The Net Promoter Score (NPS) is a widely used metric, but it can be tricky to work with statistically.

One of the first statistical steps we recommend that researchers take is to add confidence intervals around their metrics. Confidence intervals provide a good visualization of how precise estimates from samples are. They are particularly helpful in longitudinal research to help differentiate the inevitable fluctuations in data from sampling error with meaningful changes that often need further investigation.

But until recently, there was no well-defined method for computing NPS confidence intervals.

The NPS uses a single likelihood-to-recommend (LTR) question (“How likely is it that you would recommend our company to a friend or colleague?”) with 11 scale steps from 0 (Not at all likely) to 10 (Extremely likely). A confidence interval can be computed on the mean LTR score using a well-known method for rating scales, but this approach doesn’t account for how the NPS is computed. In NPS terminology, respondents who select 9 or 10 on the LTR question are “Promoters,” those selecting 0 through 6 are “Detractors,” and all others are “Passives.” The NPS is the percentage of Promoters minus the percentage of Detractors (the “net” in “Net Promoter”).

The developers of the NPS hold that this metric is easy for managers to understand and to use to track changes over time, and research has shown the NPS has a strong relationship to company growth and actual recommendation behavior.

If you do a web search for ways to compute NPS confidence intervals, you’ll find plenty of suggestions with no supporting research on the accuracy of the resulting intervals. A major exception is an excellent paper published by Brendan Rocks (2016) in *The American Statistician*. To evaluate the quality of six methods for computing NPS confidence intervals, he investigated their precision and coverage for samples drawn from theoretical trinomial distributions and from over a thousand NPS distributions based on real-world data.

The precision of a confidence interval is its width: narrower intervals are better than wider intervals. The coverage of a method for computing confidence intervals is the percentage of times in iterative resampling that the computed interval contains the true value of the estimated statistic (in this case, the NPS computed from the entire dataset sample), which should be close to the stated confidence level. In other words, if you’ve set confidence to 95%, then you expect the interval to contain the target value 95% of the time. Of these quality metrics, coverage is more important than precision.

Rocks’ key finding was that the best-performing method for constructing NPS confidence intervals was a variant of the adjusted-Wald method, designated (3, T). We first encountered adjusted-Wald methods in 2005 when we found it to be the best way to compute binomial confidence intervals (which is why it’s the most prominent method in our online confidence interval calculator for completion rates).

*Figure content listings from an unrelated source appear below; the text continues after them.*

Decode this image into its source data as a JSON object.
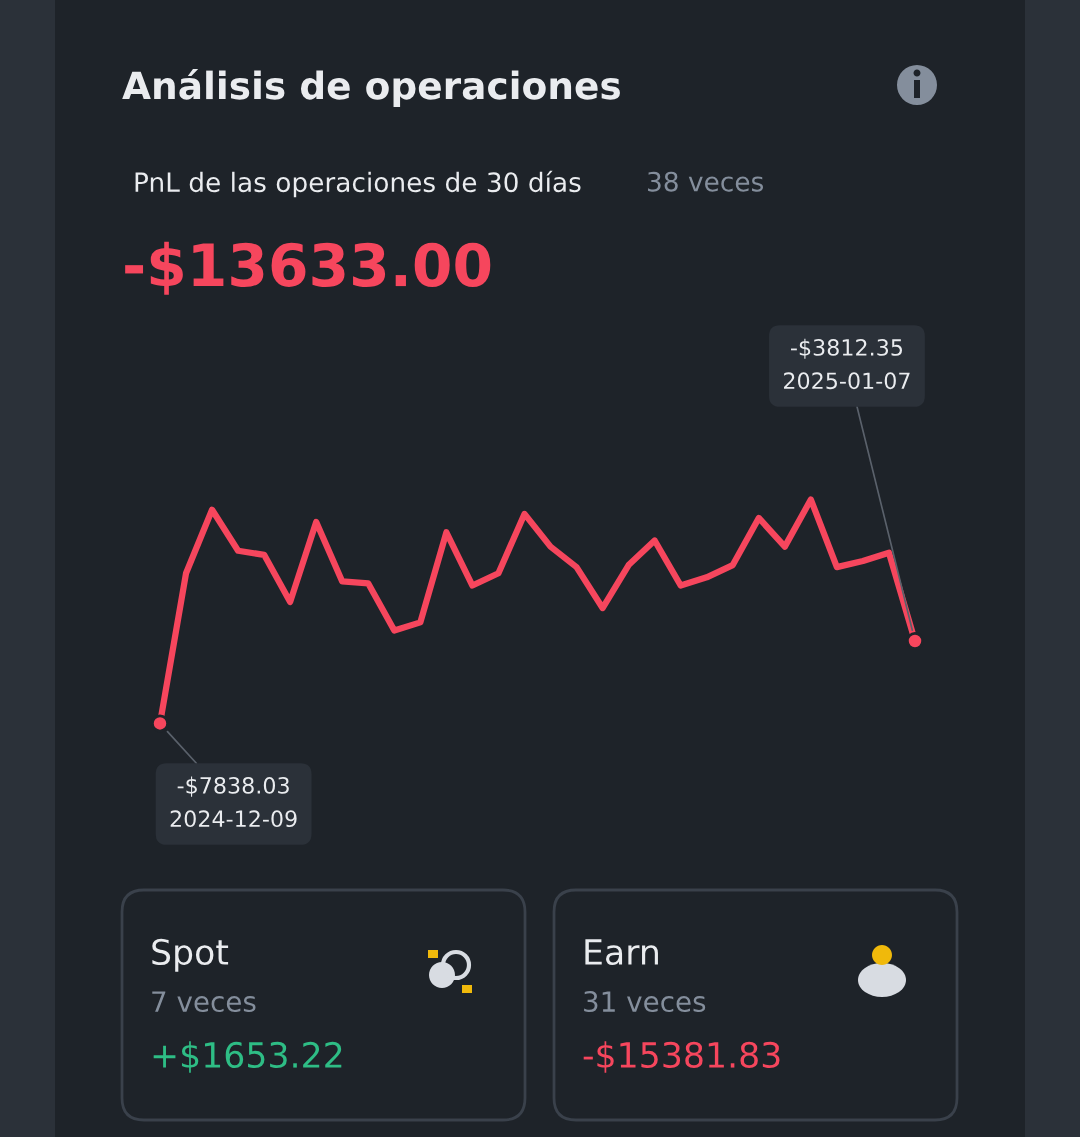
{
  "chart_data": {
    "type": "line",
    "title": "Análisis de operaciones",
    "subtitle": "PnL de las operaciones de 30 días",
    "categories": [
      null,
      null,
      null,
      null,
      null,
      null,
      null,
      null,
      null,
      null,
      null,
      null,
      null,
      null,
      null,
      null,
      null,
      null,
      null,
      null,
      null,
      null,
      null,
      null,
      null,
      null,
      null,
      null,
      null,
      null
    ],
    "series": [
      {
        "color": "#f6465d",
        "values": [
          -7838.03,
          -500,
          2600,
          600,
          400,
          -1900,
          2000,
          -900,
          -1000,
          -3300,
          -2900,
          1500,
          -1100,
          -500,
          2400,
          800,
          -200,
          -2200,
          -100,
          1100,
          -1100,
          -700,
          -100,
          2200,
          800,
          3100,
          -200,
          100,
          500,
          -3812.35
        ],
        "value_labels": [
          "-$7838.03\n2024-12-09",
          null,
          null,
          null,
          null,
          null,
          null,
          null,
          null,
          null,
          null,
          null,
          null,
          null,
          null,
          null,
          null,
          null,
          null,
          null,
          null,
          null,
          null,
          null,
          null,
          null,
          null,
          null,
          null,
          "-$3812.35\n2025-01-07"
        ]
      }
    ],
    "annotations": [
      "38 veces",
      "-$13633.00",
      "Spot",
      "7 veces",
      "+$1653.22",
      "Earn",
      "31 veces",
      "-$15381.83"
    ]
  }
}
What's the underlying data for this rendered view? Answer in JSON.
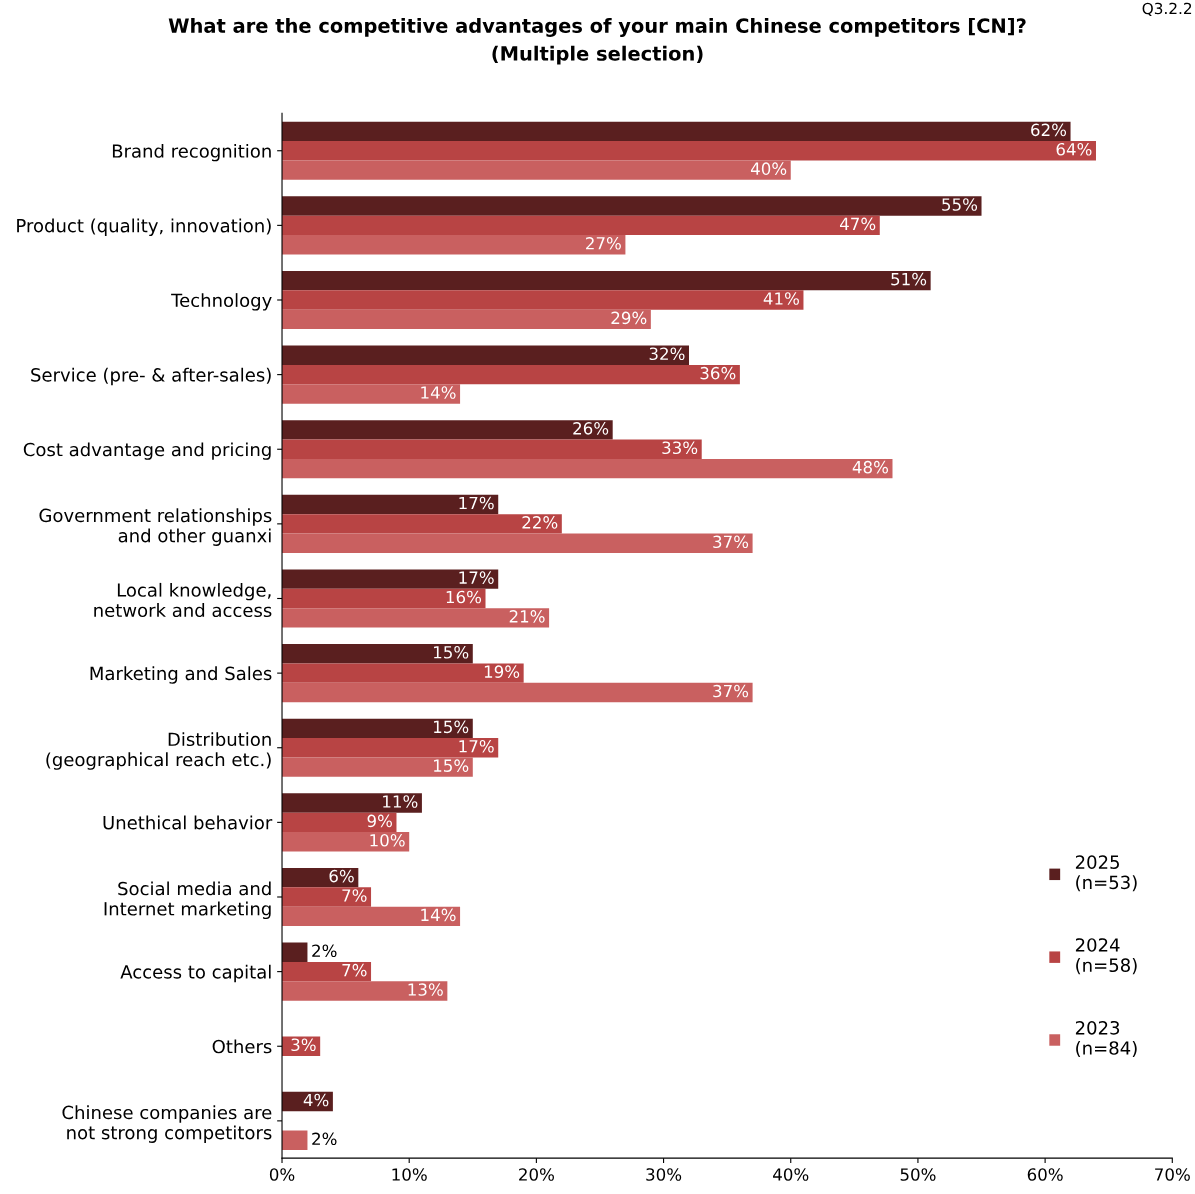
{
  "chart_data": {
    "type": "bar",
    "orientation": "horizontal",
    "title": "What are the competitive advantages of your main Chinese competitors [CN]?\n(Multiple selection)",
    "annotations": [
      "Q3.2.2"
    ],
    "categories": [
      "Brand recognition",
      "Product (quality, innovation)",
      "Technology",
      "Service (pre- & after-sales)",
      "Cost advantage and pricing",
      "Government relationships\nand other guanxi",
      "Local knowledge,\nnetwork and access",
      "Marketing and Sales",
      "Distribution\n(geographical reach etc.)",
      "Unethical behavior",
      "Social media and\nInternet marketing",
      "Access to capital",
      "Others",
      "Chinese companies are\nnot strong competitors"
    ],
    "series": [
      {
        "name": "2025\n(n=53)",
        "color": "#5a1f1f",
        "values": [
          62,
          55,
          51,
          32,
          26,
          17,
          17,
          15,
          15,
          11,
          6,
          2,
          null,
          4
        ],
        "value_labels": [
          "62%",
          "55%",
          "51%",
          "32%",
          "26%",
          "17%",
          "17%",
          "15%",
          "15%",
          "11%",
          "6%",
          "2%",
          null,
          "4%"
        ]
      },
      {
        "name": "2024\n(n=58)",
        "color": "#b84444",
        "values": [
          64,
          47,
          41,
          36,
          33,
          22,
          16,
          19,
          17,
          9,
          7,
          7,
          3,
          null
        ],
        "value_labels": [
          "64%",
          "47%",
          "41%",
          "36%",
          "33%",
          "22%",
          "16%",
          "19%",
          "17%",
          "9%",
          "7%",
          "7%",
          "3%",
          null
        ]
      },
      {
        "name": "2023\n(n=84)",
        "color": "#c96060",
        "values": [
          40,
          27,
          29,
          14,
          48,
          37,
          21,
          37,
          15,
          10,
          14,
          13,
          null,
          2
        ],
        "value_labels": [
          "40%",
          "27%",
          "29%",
          "14%",
          "48%",
          "37%",
          "21%",
          "37%",
          "15%",
          "10%",
          "14%",
          "13%",
          null,
          "2%"
        ]
      }
    ],
    "xlim": [
      0,
      70
    ],
    "xticks": [
      {
        "value": 0,
        "label": "0%"
      },
      {
        "value": 10,
        "label": "10%"
      },
      {
        "value": 20,
        "label": "20%"
      },
      {
        "value": 30,
        "label": "30%"
      },
      {
        "value": 40,
        "label": "40%"
      },
      {
        "value": 50,
        "label": "50%"
      },
      {
        "value": 60,
        "label": "60%"
      },
      {
        "value": 70,
        "label": "70%"
      }
    ],
    "legend": "right",
    "grid": false
  }
}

Adjusted-Wald methods work by adding values to observed counts. For a binomial confidence interval, you need to look up the Z-value for the desired level of confidence (e.g., 1.96 for 95% confidence) and then add Z^{2}/2 to the numerator and Z^{2} to the denominator before using the Wald method to compute the confidence interval. See Chapter 3 in *Quantifying the User Experience *for more details on the adjusted-Wald interval for binary data.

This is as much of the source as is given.